The question of Carrie’s emotions towards Brody stays front and centre in the following episodes, with the key moments (to date) coming at the end of episode 6 and in the middle of episode 7. In episode 6, Brody gives some information regarding a location and Quinn and other CIA members go in to examine it. While they are there, terrorists come in and shoot them all (though Quinn survives), and remove a large black case. When Carrie gets the news she’s afraid that Brody tipped the terrorists off and confronts him but eventually breaks down crying and embracing him.

In episode 7 Carrie meets Brody in a clearing close to an election donor’s house (the episode is called The Clearing) and ends up kissing him. She says that she doesn’t want him to think that she’s taking advantage of him. It is clear by the end of the scene though that he is starting to wonder if she is, and if he really cares. Again, her motivations aren’t clear – is she manipulating him, messing with his mind, or does she genuinely have feelings for him?

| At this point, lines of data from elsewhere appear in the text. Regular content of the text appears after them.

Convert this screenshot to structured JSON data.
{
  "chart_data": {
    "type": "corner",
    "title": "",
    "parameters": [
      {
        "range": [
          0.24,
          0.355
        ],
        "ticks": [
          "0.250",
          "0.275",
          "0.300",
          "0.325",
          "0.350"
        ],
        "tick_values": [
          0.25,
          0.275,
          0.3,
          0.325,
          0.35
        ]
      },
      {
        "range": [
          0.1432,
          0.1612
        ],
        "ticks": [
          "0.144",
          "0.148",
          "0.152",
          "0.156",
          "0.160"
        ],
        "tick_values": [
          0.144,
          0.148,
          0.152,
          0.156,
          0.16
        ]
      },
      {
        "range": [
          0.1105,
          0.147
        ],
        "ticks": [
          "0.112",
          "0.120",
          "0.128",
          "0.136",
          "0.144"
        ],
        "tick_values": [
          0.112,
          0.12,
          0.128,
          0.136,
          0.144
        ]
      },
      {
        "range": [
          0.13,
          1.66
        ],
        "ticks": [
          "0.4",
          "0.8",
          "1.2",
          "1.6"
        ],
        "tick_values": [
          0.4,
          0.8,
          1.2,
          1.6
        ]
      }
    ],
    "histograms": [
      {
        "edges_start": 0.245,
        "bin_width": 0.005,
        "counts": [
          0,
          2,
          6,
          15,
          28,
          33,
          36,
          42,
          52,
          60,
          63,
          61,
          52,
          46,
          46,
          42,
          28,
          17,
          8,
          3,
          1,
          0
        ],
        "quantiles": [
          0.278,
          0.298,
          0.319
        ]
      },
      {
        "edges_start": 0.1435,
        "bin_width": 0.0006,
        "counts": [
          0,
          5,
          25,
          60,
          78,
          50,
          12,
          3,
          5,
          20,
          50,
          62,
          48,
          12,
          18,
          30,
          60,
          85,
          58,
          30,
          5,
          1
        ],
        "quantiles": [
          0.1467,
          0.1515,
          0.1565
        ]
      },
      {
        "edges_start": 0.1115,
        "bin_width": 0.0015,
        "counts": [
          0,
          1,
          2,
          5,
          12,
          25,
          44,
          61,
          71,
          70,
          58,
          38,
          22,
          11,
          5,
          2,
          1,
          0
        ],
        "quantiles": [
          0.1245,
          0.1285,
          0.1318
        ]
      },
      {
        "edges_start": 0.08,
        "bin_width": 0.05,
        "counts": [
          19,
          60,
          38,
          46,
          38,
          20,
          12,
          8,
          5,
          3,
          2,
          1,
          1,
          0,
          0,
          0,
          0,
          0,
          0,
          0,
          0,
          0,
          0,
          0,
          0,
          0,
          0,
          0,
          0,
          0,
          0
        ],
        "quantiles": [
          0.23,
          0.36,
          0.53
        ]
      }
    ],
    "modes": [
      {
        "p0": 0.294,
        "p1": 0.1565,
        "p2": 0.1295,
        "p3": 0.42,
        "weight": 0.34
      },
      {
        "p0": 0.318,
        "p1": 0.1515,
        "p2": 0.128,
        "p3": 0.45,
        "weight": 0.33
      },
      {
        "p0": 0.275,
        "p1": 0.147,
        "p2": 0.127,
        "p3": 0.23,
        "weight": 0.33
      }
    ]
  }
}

So what is the problem I have with this? Well, it’s the fact that sex has to come into it at all. It seems that if a show has a male and female lead they should end up getting together. Here we have a woman who is outstanding at her job possibly being undone because she can’t keep her emotions in check, a woman who can’t help falling in love with the one man she shouldn’t – and while ambiguity is being maintained for the most part, I can’t believe that each of the numerous occasions she has declared her feelings towards him was faked for some undefined end goal.

She is becoming a woman who once lived for, and was defined by, her job but is now threatening to give all that up (or ruin it all) over a man.

Now, I have over-simplified in parts there, and I don’t think it is as black and white as I have described it – I have made the case for the prosecution and barely laid a finger on the case for the defence – but I do think there are some issues at play here regarding the depiction of gender roles. This was a show about a CIA spy who becomes convinced an American hero is actually a traitor, but it could be edging further towards being a love story between a spy and the asset she handles. Those are two different things.

The question I asked my partner after episode 7 was “Does the story of a US hero/traitor who almost blew up the VP need the love story to make it more dramatic?” This is an incredibly exciting story we are being told, but it seems like the writers can’t resist throwing everything into the mix. I was sceptical about the relationship side when it came up in season 1, I had hope it was behind us. It appears that it is here for good.